It is often said that ‘money can’t buy happiness’, but for Chinese President Xi Jinping, money, in the form of the new digital yuan, can buy a host of desires, including greater social control, the curtailment of Big Tech, and the undermining of the US dollar. These are all objectives, which, if met, would certainly make senior members of the Chinese Communist Party very happy indeed.
After becoming available for the first time for foreign visitors at the 2022 Winter Olympics, the digital yuan—China’s Central Bank Digital Currency (CBDC)—received a brief moment of international media attention. However, the digital yuan has been piloted for Chinese citizens since 2020 and its long-term implications are being intensely studied in central banks around the world.
Digital yuan puts China ahead of the US
In recent years, China has been a leading adopter of mobile payment systems. Data collected in August 2021 from GlobalData’s Banking Intelligence Center shows that 79.2% of Chinese citizens have used a mobile wallet in the last 12 months. China’s progress on its digital yuan is years ahead of the US’s progress on creating a Central Bank Digital Currency (CBDC). The rise of China’s interest in creating its own CBDC is parallel with the rise in cryptocurrencies in the Western world. The chaotic, unstable, but libertarian nature of crypto stands opposite to China’s centralized, government-backed digital yuan. As such, the aims and the benefits of each currency are worlds apart.
Seizing the means of consumption
First of all, with every transaction being digital (and crucially, using a centralized ledger), the digital yuan allows for money to be tracked with greater ease—handing power back to the government and away from fintech firms such as Ant Group (Alipay) and Tencent (WeChat Pay)—which is in tune with the government’s latest crackdown on tech companies.
Taking credit: the CCP wants digital payment data
The importance of data—specifically financial data—also underpins the CCP’s interest in the digital yuan. Consumer data harvested from Ant Group’s Alipay (a mobile payment platform used by over 700 million monthly users) is one of the company’s biggest assets. It has allowed the company to enter the banking space, and as of June 2020, Ant Group has more outstanding loans than any Chinese bank. Furthermore, Ant Group has used its data to profit via selling information on future debtors to state-owned banks.

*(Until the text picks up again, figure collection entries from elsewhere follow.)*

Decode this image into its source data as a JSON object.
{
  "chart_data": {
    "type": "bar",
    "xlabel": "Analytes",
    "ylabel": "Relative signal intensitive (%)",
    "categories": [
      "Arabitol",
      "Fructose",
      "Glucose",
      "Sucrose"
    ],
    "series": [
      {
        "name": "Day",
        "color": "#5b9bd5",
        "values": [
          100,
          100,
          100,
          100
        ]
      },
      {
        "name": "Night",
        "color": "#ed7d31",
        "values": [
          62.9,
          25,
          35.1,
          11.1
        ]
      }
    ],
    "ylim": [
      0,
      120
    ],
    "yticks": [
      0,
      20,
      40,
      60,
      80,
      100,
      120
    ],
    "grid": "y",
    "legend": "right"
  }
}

However, Ant Group has historically been evasive when it comes to handing over control of its most valuable assets to the central government. Creating the digital yuan will centralize data in the hands of the CCP while simultaneously reducing the power of Chinese fintechs compared to the government. After it is officially launched, legislation will very likely be introduced to incentivize the usage of the digital yuan over its private-sector rivals, to reduce their market share of the mobile payments theme.
Digital yuan dancing with the dollar
The digital yuan will first take off within China but will likely be used for international trading in the long term, with the aim of promoting China’s currency use globally. The digital yuan, in the distant future, could usurp the dollar as the international reserve currency. This may be a long way off, but China’s intention to undermine the dollar is evident. Promoting the use of the digital yuan internationally would, if achieved, dramatically reduce the impact of any future US sanctions that could be applied if China pursued a foreign policy move the US disapproved of.
In the wake of the current sanctions on Russia, a move to promote the digital yuan internationally in the long term must look increasingly enticing to top Chinese policymakers. China’s digital yuan encompasses two themes that are consistent across policies made by the Chinese Communist Party. First, that no company or individual will be allowed to compete with the state. And secondly, that data will be centralized and utilized to assert further social control and develop more effective public policy.